L’ONU a mal à ses interprètes


Le Palais des Nations à Genève

Et vous faites quoi comme travail ? Interprète ? Oh ! mais alors vous travaillez pour l’ONU ?

Combien de fois n’ai-je pas vécu ce dialogue… Si seulement les gens savaient… Oui, l’ONU, comme Nicole Kidman, mais en réalité : non. Théoriquement oui, bien sûr. L’ONU travaille avec des interprètes, même que j’y ai travaillé, mais la politique en matière de recrutement a beaucoup changé ces dernières années et les restrictions budgétaires ne sont pas pour nous avantager.




Les Nations Unies ne sont pas un grand recruteur à Genève, sauf peut-être pour les collègues qui ont le russe, soit en langue active, soit en langue passive 1), tout d’abord parce que l’ONU a beaucoup d’interprètes fonctionnaires, les free lance n’étant engagés que comme surnuméraires, ce qui est tout à fait normal. L’organisation a ensuite eu la brillante idée d’importer ses agents de Nairobi quand ceux-ci n’avaient pas grand-chose à faire. Cela coûte un billet d’avion et le logement à l’hôtel, mais l’un dans l’autre, le calcul est censé être rentable. Puis, ils ont commencé à recruter à la dernière minute, pour ne surtout pas se retrouver avec du personnel qui serait payé à ne rien faire parce que les réunions ont été annulées. Aux dernières nouvelles, ils recrutent de petits jeunes, payés au tarif débutant, qu’ils jettent dès qu’ils ont atteint les 150 jours fatidiques qui les font passer dans la catégorie qui coûte trop cher. Par ailleurs, ils engagent leurs propres retraités, qui sont sans doute libres quand on les appelle la veille pour le lendemain.

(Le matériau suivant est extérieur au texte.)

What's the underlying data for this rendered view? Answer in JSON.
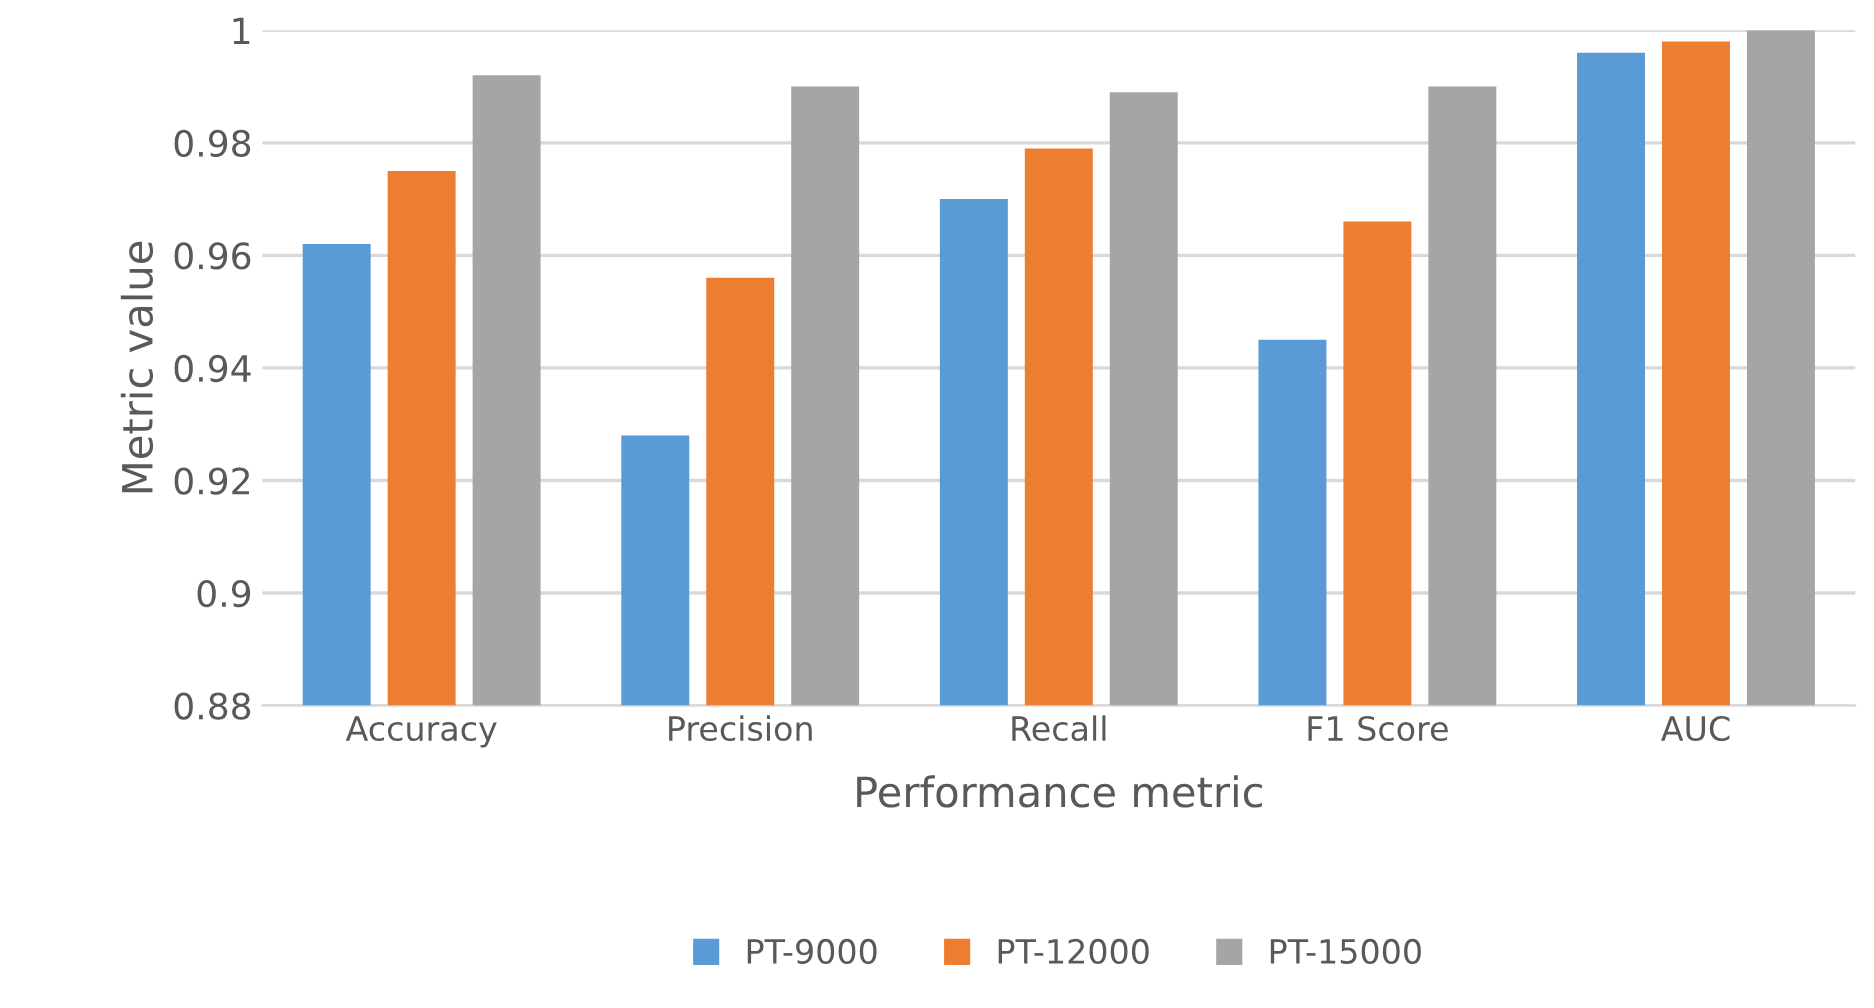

Rares sont donc les free lance domiciliés à Genève qui ont le privilège de travailler pour cette auguste institution qui fait rêver les foules (forcément, ça fourmille de Nicoles Kidman dans les corridors !). Il sont rares, les free lance genevois qui ont encore un badge de l’ONU, car on ne nous l’accorde que si nous avons un contrat, c’est-à-dire jamais. Pour pénétrer dans le site sacré, il faut pouvoir montrer le sésame d’une autre organisation internationale, qui doit obligatoirement porter une date (valable, cela va de soi).


Alors que cette organisation nous fait bien sentir que nous sommes des pestiférés qui coûtent cher et qu’elle préférerait se couper le bras plutôt que de nous recruter, vlà-t’y pas qu’un quelconque manager a eu la brillante idée d’imposer des formations obligatoires à tout le personnel, y compris à celui qui n’y travaille pas/plus. Trois de ces cours peuvent être faits en ligne, à savoir : Harcèlement, Intégrité et Sécurité sur le terrain. Les deux premiers cours nous apprennent qu’il faut être honnête, loyal et ne pas embêter ses petits camarades. Autrefois, le cours de Sécurité sur le terrain n’était demandé qu’à ceux qui devaient se rendre au Kosovo ou en Afghanistan. Maintenant, vous devez le faire même si vous habitez rue de la Servette et que vous prenez le bus pour vous rendre à la Place des Nations. Il est vrai que Genève est devenue une ville dangereuse. Ce module de formation vous apprend à reconnaître une mine anti-personnel sur la photo d’un sol recouvert de cailloux et de rocailles : pour cela, il suffit de balader le curseur sur l’écran jusqu’à ce qu’on la trouve. On vous apprend que faire de votre personnel de maison en cas d’évacuation ou encore la marche à suivre si des guérilleros vous arrêtent à un barrage routier. On vous dit d’installer des barreaux à vos fenêtres si vous habitez au rez-de-chaussée et, qu'en cas de canicule, vous ne devez surtout pas boire de bière. Vous ne devez pas boire du tout, car l’alcool, c’est Le Mal, il vaut mieux mourir de désyhdratation. Ce cours est à renouveler tous les trois ans, même si vous n’avez pas eu le moindre contrat au cours de ladite période et même si vous ne sortez pas des frontières du canton.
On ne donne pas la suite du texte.